The Temporal Granular Matter
The professor suddenly remembers something, and his spine tingles and the color drains from his face. He looks up and sees Standing Cloud walking back from a huddle with the team leaders. She notices the look on his face.
“Professor, are you alright?”
“What was it you said … about the jar … the jar that this was in?”
“The jar? They mishandled it … and broke it. Why?”
“No, no. You said … it just broke …”
“Well, yes, sir, that’s what they claimed, but …”
“And then, the pieces disintegrated … into dust …”

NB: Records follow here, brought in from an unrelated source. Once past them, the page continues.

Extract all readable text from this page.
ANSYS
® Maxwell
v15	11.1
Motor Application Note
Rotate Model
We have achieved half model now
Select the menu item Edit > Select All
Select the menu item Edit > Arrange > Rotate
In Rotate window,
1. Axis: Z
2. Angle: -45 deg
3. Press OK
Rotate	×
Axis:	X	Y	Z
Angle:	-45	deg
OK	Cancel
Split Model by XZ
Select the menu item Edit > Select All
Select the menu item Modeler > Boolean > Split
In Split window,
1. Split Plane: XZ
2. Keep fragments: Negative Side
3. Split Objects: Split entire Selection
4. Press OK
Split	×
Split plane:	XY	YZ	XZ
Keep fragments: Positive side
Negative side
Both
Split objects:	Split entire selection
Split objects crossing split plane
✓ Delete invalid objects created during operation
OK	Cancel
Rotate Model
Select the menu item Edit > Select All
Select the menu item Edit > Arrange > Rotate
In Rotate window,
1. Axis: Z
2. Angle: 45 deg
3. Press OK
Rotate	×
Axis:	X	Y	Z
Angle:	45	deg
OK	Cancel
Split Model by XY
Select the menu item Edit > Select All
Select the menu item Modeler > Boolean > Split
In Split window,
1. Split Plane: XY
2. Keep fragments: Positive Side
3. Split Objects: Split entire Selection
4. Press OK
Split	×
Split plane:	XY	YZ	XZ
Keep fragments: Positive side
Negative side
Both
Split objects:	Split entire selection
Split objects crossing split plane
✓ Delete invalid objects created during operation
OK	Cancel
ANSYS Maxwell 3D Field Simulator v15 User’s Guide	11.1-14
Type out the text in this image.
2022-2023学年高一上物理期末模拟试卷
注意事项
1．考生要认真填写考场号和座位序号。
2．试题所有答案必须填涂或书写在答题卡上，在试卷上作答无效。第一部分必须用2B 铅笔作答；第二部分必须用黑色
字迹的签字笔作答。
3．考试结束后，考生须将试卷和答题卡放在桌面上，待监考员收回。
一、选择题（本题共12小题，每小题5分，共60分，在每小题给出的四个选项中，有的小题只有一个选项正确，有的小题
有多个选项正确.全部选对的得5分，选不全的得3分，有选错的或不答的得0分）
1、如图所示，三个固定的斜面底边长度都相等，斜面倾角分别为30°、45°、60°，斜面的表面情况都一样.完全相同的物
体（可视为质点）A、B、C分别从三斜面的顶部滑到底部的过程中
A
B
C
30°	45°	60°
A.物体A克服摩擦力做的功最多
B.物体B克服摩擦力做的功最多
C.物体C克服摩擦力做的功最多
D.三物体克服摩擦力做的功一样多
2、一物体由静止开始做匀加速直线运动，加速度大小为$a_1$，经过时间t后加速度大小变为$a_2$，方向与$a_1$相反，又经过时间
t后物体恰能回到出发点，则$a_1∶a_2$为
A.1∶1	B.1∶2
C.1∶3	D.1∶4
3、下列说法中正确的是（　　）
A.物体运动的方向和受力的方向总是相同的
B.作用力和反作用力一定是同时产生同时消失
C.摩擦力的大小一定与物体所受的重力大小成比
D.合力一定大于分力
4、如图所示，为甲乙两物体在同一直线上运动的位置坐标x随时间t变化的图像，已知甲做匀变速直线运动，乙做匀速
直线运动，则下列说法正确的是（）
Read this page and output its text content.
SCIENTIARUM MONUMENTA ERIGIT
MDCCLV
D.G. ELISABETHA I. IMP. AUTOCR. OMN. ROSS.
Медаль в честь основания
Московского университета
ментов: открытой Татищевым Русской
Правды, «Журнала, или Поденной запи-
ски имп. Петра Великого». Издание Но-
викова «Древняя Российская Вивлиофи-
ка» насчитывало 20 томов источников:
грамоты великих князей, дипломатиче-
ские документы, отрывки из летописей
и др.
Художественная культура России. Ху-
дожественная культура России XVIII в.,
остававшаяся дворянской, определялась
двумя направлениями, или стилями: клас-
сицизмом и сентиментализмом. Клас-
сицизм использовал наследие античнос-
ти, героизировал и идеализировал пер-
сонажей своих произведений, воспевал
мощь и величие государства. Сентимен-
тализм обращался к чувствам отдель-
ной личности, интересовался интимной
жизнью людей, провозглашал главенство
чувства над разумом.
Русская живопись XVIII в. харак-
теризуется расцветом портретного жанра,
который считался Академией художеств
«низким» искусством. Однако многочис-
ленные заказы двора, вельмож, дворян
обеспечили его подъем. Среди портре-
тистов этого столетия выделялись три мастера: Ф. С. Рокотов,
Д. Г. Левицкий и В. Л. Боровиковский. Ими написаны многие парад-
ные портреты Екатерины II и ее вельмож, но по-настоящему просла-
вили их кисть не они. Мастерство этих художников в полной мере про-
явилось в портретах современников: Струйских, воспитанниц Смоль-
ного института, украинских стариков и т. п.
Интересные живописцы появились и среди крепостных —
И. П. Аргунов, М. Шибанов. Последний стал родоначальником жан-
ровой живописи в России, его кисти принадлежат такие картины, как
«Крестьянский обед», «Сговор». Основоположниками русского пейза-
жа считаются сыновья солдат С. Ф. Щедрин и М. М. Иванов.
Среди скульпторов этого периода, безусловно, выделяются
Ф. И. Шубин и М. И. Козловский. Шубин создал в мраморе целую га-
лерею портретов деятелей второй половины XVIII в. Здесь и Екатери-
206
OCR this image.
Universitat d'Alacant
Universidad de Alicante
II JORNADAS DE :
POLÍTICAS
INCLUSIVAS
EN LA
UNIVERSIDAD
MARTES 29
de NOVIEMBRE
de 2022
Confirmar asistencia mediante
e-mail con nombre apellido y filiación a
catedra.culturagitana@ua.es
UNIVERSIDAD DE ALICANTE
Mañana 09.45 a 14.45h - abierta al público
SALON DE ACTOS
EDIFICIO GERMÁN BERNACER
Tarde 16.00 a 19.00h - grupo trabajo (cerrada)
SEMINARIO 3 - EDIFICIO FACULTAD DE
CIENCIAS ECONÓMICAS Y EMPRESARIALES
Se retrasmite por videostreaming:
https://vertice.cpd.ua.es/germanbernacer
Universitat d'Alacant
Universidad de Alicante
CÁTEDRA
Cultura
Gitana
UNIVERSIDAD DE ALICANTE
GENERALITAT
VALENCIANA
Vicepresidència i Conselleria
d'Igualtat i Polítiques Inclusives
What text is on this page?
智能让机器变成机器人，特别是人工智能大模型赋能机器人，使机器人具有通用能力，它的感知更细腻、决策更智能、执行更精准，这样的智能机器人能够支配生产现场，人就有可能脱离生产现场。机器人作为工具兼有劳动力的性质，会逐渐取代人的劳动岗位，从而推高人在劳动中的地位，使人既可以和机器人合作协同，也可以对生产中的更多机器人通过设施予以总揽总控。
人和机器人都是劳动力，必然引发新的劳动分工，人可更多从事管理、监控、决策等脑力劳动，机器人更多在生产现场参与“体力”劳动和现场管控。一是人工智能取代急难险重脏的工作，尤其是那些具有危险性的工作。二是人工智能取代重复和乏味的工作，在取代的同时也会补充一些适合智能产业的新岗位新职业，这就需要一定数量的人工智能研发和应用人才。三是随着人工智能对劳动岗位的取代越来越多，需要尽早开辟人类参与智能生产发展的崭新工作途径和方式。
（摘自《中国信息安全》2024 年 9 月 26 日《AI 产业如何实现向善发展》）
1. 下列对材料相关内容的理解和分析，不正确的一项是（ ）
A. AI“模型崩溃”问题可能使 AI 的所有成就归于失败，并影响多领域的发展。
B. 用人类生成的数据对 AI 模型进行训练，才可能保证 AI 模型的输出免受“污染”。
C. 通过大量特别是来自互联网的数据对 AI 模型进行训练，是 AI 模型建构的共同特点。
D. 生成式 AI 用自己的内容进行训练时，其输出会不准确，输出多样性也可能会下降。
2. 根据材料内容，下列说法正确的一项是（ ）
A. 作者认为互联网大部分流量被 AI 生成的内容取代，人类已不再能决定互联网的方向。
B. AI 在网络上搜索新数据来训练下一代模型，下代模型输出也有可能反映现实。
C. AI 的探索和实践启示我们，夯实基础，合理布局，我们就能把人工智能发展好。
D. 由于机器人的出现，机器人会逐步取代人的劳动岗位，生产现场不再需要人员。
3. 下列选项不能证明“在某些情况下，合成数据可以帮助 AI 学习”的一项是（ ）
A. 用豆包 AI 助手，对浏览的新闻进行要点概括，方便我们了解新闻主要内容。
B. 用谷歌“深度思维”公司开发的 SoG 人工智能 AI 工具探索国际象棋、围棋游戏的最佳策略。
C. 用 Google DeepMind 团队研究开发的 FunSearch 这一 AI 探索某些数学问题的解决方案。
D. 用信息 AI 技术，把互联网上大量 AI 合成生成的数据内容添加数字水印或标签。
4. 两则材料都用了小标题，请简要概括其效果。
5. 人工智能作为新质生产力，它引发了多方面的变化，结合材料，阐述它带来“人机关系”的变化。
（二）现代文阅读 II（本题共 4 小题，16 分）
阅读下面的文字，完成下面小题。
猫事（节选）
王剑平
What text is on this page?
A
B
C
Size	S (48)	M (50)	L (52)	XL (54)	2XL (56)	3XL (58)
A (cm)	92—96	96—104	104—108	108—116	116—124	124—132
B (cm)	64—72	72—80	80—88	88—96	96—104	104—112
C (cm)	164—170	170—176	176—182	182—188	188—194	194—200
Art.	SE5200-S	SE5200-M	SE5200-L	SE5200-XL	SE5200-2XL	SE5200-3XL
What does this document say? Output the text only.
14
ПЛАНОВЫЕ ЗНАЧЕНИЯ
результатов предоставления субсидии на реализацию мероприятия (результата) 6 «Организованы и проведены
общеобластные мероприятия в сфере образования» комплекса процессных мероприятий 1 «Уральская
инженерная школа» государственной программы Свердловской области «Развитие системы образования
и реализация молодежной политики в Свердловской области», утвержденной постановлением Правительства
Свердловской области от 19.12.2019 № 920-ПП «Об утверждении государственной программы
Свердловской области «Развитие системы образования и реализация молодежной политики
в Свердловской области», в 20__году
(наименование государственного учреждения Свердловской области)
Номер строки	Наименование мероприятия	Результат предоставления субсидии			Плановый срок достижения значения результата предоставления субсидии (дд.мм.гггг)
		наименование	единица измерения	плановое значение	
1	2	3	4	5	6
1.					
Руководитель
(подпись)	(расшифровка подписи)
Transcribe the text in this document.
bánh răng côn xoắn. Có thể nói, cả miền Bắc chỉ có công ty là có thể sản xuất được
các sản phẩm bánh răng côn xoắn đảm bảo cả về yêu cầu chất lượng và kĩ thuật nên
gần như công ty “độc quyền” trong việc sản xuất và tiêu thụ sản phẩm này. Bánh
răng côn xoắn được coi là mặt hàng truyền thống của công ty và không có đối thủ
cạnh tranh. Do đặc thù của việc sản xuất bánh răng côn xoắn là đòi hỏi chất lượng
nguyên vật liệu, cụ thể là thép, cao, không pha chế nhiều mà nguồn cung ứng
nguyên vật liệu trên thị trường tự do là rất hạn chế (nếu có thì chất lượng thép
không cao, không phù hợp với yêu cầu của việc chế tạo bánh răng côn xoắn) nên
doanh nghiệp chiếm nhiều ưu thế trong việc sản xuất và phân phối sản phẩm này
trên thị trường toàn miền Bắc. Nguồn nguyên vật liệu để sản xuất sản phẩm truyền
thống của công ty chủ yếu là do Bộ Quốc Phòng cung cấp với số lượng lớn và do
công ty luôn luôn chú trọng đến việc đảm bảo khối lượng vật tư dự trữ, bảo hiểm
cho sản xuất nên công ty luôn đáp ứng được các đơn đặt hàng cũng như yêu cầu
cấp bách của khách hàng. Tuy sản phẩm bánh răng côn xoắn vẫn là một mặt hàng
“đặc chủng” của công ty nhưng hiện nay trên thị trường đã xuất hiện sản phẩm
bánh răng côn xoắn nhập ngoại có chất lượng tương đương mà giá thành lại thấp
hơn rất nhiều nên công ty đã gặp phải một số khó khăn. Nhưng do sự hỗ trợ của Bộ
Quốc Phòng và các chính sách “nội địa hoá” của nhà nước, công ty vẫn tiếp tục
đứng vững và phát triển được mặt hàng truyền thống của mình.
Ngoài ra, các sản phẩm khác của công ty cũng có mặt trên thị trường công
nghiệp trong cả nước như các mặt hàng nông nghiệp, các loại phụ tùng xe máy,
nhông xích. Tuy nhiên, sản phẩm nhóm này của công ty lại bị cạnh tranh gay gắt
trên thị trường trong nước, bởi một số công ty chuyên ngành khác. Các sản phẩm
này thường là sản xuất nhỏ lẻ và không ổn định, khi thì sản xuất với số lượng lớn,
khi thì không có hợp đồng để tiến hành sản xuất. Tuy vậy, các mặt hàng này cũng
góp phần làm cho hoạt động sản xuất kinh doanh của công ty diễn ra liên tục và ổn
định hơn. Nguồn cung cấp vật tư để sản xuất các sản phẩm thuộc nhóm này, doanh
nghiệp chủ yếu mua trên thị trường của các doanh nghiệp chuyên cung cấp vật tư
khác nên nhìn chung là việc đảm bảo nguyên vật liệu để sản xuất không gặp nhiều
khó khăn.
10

They stand there, looking at each other. She is wondering what is going through his mind, and he seems poised on the threshold of some kind of revelation. The teams on the perimeter have shoveled their way to what appears to be a rock layer, and they are preparing to take their pickaxes to it.
As she watches, the professor takes the bottle cap out of the envelope, he holds it between his thumb and forefinger, and he crushes it. It crumbles easily, and it turns into a fine dust that dissipates into the atmosphere.
Suddenly, the surface opens up beneath them. There is a vitreous membrane of some sort just underneath the surface, and it has cracked right down the length of the mound. They fall through a conglomeration of earth and glass jars, jars that have been buried for at least a thousand years and which up to now have remained undisturbed and intact.
As their steel lids oxidized away, the natural process resealed them with that same vitreous membrane. But now, Professor Marcos and Samuela Standing Cloud are plunging through. The ages-old constituency of the jars is reacting to the new near sterile atmosphere, and it is breaking down.
The stagnant air of a forgotten time, which has been encapsulated in the jars, is now escaping into the atmosphere. And in it, the microbes of the past, mutated in darkness and inertia, are beginning to awaken. Accompanying them is the airborne dust of countless plastic bottle caps.
And now … how many more cities and how many more landfills?